The ultimatum revived doubts about the future of the WTO as a negotiating body and many diplomats said New Delhi's stance could derail the whole process of world trade liberalisation, leading to some nations discussing the last-resort idea of excluding India from the deal.
"If India does end up blocking (on Thursday) there is already a group of members who are interested in pursuing that path," a source involved in the discussions said.
"A dozen or so" of the WTO's 160 members had informally discussed pushing ahead with the trade facilitation agreement on a plurilateral basis, or with less than 100 percent participation, the source said.
The WTO says a successful deal could add $1 trillion to the global economy and create 21 million jobs.
An Australian trade official with knowledge of the talks said a group of countries including the United States, European Union, Australia, Japan, Canada and Norway began discussing the possibility in Geneva on Wednesday afternoon.
A Japanese official familiar with the negotiations said Japan was still working on reaching a consensus.
"Everyone is thinking about what to do if something happens, or doesn't happen, but at this stage, nothing has been discussed in Geneva officially with regard to 'alternatives'," the official said.
U.S. trade officials in Washington were not available for comment, given the late hour. A State Department official travelling with Secretary of State John Kerry in India said the United States was continuing to hold discussions with India on the deal.
"We are hopeful that as we engage in those conversations over the next few days that some agreement will emerge that will allow the trade facilitation agreement to move forward," the official said. "We think that that is in India's interest and we hope that that's going to be the right outcome."
EU, Canadian and Norwegian officials could not immediately be reached for comment.
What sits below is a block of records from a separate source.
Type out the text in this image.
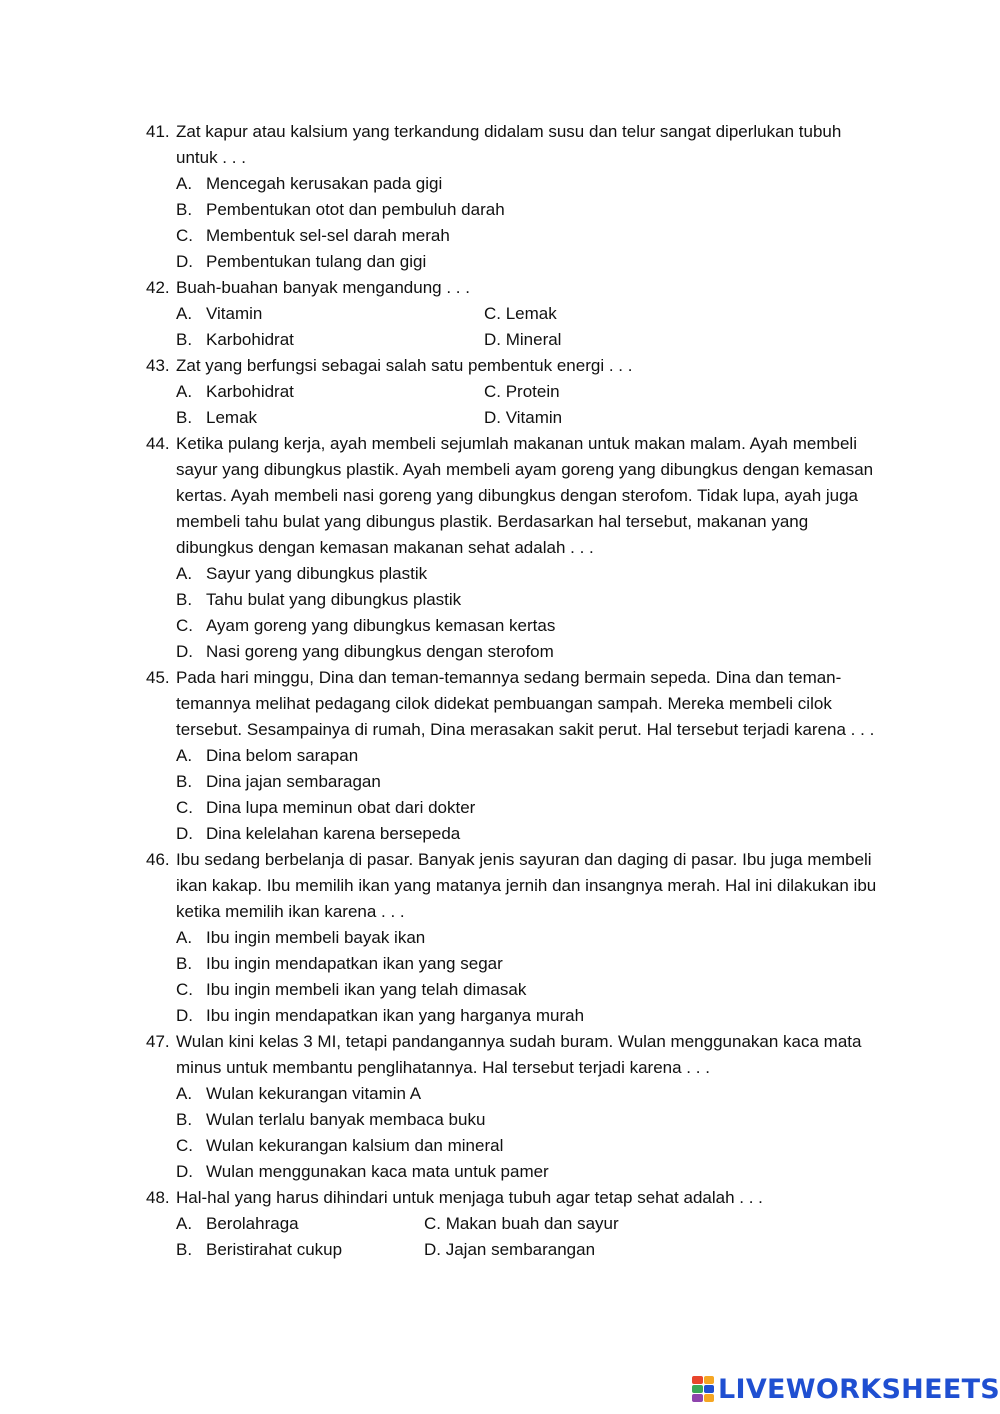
41. Zat kapur atau kalsium yang terkandung didalam susu dan telur sangat diperlukan tubuh untuk . . .
A. Mencegah kerusakan pada gigi
B. Pembentukan otot dan pembuluh darah
C. Membentuk sel-sel darah merah
D. Pembentukan tulang dan gigi
42. Buah-buahan banyak mengandung . . .
A. Vitamin	C. Lemak
B. Karbohidrat	D. Mineral
43. Zat yang berfungsi sebagai salah satu pembentuk energi . . .
A. Karbohidrat	C. Protein
B. Lemak	D. Vitamin
44. Ketika pulang kerja, ayah membeli sejumlah makanan untuk makan malam. Ayah membeli sayur yang dibungkus plastik. Ayah membeli ayam goreng yang dibungkus dengan kemasan kertas. Ayah membeli nasi goreng yang dibungkus dengan sterofom. Tidak lupa, ayah juga membeli tahu bulat yang dibungus plastik. Berdasarkan hal tersebut, makanan yang dibungkus dengan kemasan makanan sehat adalah . . .
A. Sayur yang dibungkus plastik
B. Tahu bulat yang dibungkus plastik
C. Ayam goreng yang dibungkus kemasan kertas
D. Nasi goreng yang dibungkus dengan sterofom
45. Pada hari minggu, Dina dan teman-temannya sedang bermain sepeda. Dina dan teman-temannya melihat pedagang cilok didekat pembuangan sampah. Mereka membeli cilok tersebut. Sesampainya di rumah, Dina merasakan sakit perut. Hal tersebut terjadi karena . . .
A. Dina belom sarapan
B. Dina jajan sembaragan
C. Dina lupa meminun obat dari dokter
D. Dina kelelahan karena bersepeda
46. Ibu sedang berbelanja di pasar. Banyak jenis sayuran dan daging di pasar. Ibu juga membeli ikan kakap. Ibu memilih ikan yang matanya jernih dan insangnya merah. Hal ini dilakukan ibu ketika memilih ikan karena . . .
A. Ibu ingin membeli bayak ikan
B. Ibu ingin mendapatkan ikan yang segar
C. Ibu ingin membeli ikan yang telah dimasak
D. Ibu ingin mendapatkan ikan yang harganya murah
47. Wulan kini kelas 3 MI, tetapi pandangannya sudah buram. Wulan menggunakan kaca mata minus untuk membantu penglihatannya. Hal tersebut terjadi karena . . .
A. Wulan kekurangan vitamin A
B. Wulan terlalu banyak membaca buku
C. Wulan kekurangan kalsium dan mineral
D. Wulan menggunakan kaca mata untuk pamer
48. Hal-hal yang harus dihindari untuk menjaga tubuh agar tetap sehat adalah . . .
A. Berolahraga	C. Makan buah dan sayur
B. Beristirahat cukup	D. Jajan sembarangan
LIVEWORKSHEETS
Officials at Australian Prime Minister Tony Abbott's office said they had no immediate comment.
Technical details would still have to be ironed out but there was a "credible core group" that would be ready to start talking about a plurilateral deal when WTO diplomats return from their summer break, the Australian official said.
"What began as a murmur has become a much more active discussion in Geneva and I think that there are a lot of members in town right now that have reached the reluctant conclusion that that may be the only way to go - that if things are deadlocked tomorrow at the time of the deadline, that would be a direction that could win a significant amount of support come September."
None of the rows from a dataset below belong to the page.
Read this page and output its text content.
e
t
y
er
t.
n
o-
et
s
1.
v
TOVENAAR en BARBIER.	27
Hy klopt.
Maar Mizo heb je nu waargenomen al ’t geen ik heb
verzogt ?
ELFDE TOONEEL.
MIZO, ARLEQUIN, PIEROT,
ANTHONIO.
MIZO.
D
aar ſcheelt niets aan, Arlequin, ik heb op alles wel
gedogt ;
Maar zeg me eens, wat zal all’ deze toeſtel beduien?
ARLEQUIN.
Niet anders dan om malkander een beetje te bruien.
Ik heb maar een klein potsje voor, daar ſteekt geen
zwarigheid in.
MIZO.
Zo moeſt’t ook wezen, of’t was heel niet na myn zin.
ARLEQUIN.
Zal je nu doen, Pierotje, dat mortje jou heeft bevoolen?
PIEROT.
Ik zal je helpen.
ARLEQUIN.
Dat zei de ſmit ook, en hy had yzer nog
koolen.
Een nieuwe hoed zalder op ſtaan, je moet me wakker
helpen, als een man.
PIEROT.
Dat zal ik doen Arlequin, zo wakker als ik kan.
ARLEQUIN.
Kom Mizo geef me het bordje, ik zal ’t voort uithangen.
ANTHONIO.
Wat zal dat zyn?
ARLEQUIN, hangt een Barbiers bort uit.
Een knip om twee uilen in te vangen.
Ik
Trade diplomats had previously said they were reluctant to consider the idea of the all-but-India option for the customs pact, partly because it would be hard to exclude one free rider in practical terms and partly because the agreement in its current state requires an amendment to the existing WTO treaty, which appears to make India's cooperation vital.
Others pointed out that many countries, including China and Brazil, have already notified the WTO of the steps they plan to take to implement the customs accord immediately, while other countries have already begun bringing the rules into domestic law, and the WTO has already set up a funding mechanism to assist.
One trade diplomat in Geneva described two worlds moving in parallel, with a few WTO members wrangling with India, and everyone else moving ahead, as if oblivious to India's objections.
The Australian official said although the plurilateral approach was far from ideal, an Australian government analysis of the WTO talks in Geneva explicitly mentioned the possibility of excluding India from the agreement and proceeding without it as a last ditch measure.
"Some of the material we've seen come out overnight suggests the plurilateral option may indeed now be on the table," said the official. "It was basically there as like a 'break glass' type of option, I think, in terms of if we got to the eleventh hour and it fell over."